Arguments made in Santa Maria and Santa Monica are similar.

The plaintiffs in the Santa Monica suit allege that at-large voting was introduced many years ago specifically to disenfranchise minority voters, many of whom live in the Pico Neighborhood.

“The current at-large election system is illegal and has led to a lack of representation in local government, which in turn has led to neglect of our community,” Loya told The Lookout last April when the suit was filed.

Loya unsuccessfully ran for council in 2004. Her husband, Oscar de la Torre, lost in the 2016 council election. However, de la Torre sits on the school board and has won elections for that seat every four years since 2002.

The Santa Monica council currently features one Pico Neighborhood resident (Terry O’Day) and one person of color (Tony Vazquez).

De la Torre told the Lookout Sunday that the at-large system in Santa Monica is "discriminatory" and "unfair" to minority residents.

"How can a system be fair when not one person of color residing in the Pico Neighborhood has been elected to the City Council?" he said, referring to the City's poorest and most diverse neighborhood.

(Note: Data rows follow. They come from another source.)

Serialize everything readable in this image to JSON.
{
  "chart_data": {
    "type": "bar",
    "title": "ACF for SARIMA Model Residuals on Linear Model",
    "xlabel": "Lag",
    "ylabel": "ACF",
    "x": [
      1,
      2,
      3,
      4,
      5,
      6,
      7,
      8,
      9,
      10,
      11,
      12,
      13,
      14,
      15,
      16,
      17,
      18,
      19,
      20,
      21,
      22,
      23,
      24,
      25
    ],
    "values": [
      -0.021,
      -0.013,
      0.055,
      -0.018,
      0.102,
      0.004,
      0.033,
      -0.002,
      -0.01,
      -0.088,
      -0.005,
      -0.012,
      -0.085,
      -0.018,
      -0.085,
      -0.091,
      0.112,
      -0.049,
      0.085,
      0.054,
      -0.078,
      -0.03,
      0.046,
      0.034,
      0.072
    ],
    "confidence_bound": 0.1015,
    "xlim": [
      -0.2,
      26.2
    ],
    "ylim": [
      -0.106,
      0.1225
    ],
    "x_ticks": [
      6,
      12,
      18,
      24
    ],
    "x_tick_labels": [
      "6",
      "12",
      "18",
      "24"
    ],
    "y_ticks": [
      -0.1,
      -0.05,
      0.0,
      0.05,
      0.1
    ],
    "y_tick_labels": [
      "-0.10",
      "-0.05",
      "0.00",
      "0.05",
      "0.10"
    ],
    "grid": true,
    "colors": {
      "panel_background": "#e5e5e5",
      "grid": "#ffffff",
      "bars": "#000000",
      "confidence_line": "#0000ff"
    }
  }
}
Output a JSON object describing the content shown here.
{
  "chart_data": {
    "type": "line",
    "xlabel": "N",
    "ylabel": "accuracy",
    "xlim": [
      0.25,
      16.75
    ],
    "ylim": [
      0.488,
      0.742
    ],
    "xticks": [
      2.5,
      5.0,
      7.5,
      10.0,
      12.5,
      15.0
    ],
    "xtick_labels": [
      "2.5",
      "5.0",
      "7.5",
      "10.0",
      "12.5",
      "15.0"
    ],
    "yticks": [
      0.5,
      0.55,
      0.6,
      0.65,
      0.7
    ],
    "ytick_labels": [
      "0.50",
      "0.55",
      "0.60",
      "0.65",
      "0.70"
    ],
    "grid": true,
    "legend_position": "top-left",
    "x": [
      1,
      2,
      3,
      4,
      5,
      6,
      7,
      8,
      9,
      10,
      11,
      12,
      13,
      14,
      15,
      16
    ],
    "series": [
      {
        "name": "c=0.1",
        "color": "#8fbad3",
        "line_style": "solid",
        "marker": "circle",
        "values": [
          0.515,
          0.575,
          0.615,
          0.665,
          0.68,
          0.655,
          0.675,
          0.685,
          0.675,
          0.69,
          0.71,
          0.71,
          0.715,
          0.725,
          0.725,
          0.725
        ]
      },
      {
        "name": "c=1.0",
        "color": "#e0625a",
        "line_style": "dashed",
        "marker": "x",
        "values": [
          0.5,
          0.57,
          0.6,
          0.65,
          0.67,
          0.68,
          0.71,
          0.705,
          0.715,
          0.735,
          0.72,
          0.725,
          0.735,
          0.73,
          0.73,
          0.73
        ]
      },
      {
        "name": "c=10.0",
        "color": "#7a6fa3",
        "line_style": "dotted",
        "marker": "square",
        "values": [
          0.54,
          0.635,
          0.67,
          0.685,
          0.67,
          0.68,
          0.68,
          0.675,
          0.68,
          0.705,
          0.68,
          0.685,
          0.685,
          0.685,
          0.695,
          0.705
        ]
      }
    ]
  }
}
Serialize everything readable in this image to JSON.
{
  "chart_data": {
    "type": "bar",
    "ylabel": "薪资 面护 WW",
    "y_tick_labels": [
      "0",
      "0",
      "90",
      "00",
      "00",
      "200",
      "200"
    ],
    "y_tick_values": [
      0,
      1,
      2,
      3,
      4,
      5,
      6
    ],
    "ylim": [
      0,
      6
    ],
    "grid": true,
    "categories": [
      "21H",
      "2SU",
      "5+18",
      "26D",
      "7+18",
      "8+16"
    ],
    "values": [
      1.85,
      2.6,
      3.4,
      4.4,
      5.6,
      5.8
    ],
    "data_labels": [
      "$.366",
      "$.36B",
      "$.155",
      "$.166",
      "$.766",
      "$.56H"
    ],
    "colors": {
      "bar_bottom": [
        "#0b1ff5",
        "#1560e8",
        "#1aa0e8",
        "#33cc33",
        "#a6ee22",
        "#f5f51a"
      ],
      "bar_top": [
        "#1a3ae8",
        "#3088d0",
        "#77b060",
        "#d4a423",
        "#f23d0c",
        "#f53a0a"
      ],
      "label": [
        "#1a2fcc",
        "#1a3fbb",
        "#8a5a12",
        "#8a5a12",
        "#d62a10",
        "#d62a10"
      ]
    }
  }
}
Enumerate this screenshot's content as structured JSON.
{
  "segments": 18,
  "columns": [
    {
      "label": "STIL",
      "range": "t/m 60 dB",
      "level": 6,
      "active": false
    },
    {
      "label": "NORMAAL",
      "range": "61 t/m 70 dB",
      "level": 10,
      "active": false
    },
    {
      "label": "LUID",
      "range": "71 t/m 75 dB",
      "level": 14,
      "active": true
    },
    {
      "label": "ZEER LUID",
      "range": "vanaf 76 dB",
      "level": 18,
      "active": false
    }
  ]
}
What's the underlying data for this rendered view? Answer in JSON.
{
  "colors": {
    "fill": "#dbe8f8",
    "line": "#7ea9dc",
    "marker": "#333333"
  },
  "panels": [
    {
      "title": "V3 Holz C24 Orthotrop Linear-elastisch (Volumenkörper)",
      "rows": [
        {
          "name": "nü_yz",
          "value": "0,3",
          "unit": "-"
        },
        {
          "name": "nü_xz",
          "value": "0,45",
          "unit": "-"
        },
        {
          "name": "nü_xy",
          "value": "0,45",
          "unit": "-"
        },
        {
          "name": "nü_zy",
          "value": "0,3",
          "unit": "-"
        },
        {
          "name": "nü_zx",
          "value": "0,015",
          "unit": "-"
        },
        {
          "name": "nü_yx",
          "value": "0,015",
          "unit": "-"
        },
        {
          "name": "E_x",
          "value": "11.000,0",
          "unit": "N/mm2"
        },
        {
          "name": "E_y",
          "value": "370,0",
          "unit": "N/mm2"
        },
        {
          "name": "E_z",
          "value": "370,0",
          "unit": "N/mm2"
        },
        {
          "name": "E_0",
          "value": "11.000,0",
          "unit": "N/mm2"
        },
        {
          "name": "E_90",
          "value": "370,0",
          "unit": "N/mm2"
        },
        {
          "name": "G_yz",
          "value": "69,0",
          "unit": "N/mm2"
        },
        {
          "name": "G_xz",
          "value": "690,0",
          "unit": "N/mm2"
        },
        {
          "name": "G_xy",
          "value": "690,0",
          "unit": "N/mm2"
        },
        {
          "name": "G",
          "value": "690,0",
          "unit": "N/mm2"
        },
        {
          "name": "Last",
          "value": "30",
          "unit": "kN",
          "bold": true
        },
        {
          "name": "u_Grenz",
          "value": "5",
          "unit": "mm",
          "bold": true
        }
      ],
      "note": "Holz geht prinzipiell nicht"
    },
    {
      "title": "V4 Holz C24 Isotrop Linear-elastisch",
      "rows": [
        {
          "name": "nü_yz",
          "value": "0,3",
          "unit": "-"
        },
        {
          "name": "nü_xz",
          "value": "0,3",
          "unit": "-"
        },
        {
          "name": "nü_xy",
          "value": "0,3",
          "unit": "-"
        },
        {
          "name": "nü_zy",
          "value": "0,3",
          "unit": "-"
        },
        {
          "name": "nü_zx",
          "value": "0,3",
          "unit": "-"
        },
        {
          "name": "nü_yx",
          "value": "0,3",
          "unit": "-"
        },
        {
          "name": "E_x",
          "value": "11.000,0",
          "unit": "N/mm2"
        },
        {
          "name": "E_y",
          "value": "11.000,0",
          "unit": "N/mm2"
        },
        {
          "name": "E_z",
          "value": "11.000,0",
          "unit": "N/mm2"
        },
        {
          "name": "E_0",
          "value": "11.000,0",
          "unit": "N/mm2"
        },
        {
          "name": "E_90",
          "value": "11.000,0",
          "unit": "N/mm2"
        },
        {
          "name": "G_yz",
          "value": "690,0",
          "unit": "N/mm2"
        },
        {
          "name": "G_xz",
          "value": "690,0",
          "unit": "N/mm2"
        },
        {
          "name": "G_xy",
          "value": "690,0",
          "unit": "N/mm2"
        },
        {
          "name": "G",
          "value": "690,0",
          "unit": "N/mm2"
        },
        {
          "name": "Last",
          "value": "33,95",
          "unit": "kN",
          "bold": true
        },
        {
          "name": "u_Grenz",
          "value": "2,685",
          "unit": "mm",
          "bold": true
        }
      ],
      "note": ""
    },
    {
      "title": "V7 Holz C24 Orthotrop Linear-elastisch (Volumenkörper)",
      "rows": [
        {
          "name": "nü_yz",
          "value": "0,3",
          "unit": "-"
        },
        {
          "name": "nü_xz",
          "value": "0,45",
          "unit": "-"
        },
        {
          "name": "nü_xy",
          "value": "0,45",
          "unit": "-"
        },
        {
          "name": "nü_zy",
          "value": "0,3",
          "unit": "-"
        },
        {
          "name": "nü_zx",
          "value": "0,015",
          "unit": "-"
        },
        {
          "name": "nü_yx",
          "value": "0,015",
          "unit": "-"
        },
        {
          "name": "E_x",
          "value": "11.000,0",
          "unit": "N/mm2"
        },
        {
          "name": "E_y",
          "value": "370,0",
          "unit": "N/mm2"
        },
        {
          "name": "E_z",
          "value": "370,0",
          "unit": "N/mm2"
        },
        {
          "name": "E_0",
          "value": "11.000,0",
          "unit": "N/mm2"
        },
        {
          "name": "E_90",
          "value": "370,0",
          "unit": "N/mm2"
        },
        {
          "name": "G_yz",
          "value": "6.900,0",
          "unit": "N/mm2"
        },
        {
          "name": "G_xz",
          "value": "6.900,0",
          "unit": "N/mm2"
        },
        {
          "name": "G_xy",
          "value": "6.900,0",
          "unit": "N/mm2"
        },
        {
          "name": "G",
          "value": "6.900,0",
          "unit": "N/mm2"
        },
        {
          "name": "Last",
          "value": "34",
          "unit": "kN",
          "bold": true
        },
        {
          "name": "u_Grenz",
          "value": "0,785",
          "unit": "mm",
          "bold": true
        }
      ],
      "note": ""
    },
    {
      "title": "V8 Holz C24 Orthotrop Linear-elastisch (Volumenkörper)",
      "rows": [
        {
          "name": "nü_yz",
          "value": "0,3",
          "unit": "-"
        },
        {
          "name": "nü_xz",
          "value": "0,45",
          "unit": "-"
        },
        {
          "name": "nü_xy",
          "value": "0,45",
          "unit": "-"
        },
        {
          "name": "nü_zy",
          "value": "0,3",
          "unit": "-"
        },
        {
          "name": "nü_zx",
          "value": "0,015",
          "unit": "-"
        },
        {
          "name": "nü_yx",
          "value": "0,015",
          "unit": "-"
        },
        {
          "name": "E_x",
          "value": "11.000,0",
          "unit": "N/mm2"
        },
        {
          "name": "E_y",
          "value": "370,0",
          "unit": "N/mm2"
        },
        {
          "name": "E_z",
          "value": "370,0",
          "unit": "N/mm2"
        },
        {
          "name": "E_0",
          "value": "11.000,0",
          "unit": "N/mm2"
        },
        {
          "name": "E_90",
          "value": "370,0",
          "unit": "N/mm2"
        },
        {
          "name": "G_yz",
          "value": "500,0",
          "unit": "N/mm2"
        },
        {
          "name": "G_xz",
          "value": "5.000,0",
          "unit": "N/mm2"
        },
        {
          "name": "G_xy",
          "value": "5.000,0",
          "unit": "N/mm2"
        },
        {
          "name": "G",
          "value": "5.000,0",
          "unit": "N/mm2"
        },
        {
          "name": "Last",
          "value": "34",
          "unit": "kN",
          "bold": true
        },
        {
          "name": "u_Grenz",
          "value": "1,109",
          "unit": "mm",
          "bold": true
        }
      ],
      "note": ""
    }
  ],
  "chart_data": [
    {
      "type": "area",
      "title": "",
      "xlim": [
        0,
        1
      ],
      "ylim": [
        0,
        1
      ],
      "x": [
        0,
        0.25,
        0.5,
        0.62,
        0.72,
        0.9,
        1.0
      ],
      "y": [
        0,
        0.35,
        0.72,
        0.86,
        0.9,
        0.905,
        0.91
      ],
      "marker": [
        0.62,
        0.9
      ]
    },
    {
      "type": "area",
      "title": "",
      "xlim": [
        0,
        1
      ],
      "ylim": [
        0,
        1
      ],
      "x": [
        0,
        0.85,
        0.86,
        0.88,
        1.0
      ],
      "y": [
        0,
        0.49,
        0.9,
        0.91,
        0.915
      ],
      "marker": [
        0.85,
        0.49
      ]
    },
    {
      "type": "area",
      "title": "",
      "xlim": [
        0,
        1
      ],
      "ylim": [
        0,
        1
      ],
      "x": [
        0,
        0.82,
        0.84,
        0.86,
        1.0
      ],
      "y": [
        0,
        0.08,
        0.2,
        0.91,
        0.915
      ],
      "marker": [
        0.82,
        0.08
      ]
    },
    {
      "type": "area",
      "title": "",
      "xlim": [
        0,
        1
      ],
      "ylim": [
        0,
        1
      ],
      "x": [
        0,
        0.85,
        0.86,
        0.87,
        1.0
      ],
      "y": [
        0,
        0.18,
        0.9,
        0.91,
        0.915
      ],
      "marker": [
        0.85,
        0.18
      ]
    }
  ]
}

"How can so called liberals protect a system that is unconstitutional and results in marginalizing the poorest residents of our City? These contradictions must be confronted."

While activists in Santa Maria and Santa Monica made similar arguments, the two cities have some major differences.

Both cities have population between 90,000 and 100,000. Santa Maria’s population is about 70 percent Latino, according to the Santa Maria Times. In Santa Monica, the population is about 70 percent non-Latino white, according to the 2010 census.

Also, Santa Maria has three Latinos on its council, which made the allegation of disenfranchisement curious for some people, according to the Santa Maria Times.

This is not the first time that district-based elections have been proposed in Santa Monica. A measure calling for them was included on a crowded November 2002 ballot and defeated easily with more than 64 percent of voters rejecting it.

Called the Voters Election Reform Initiative for a True Accountability System (VERITAS), the proposal reached the 2002 ballot as Measure HH after enough signatures were collected on a petition.

VERITAS would have created seven districts in Santa Monica, each represented by a council member. A city-wide elected mayor would not have a vote on the council, but could veto measures in the same way the mayor of Los Angeles can.

Some political observers look to the so-called strong mayor feature as a reason VERITAS was not more popular among Santa Monica voters.

Staff writer Niki Cervantes contributed to this report.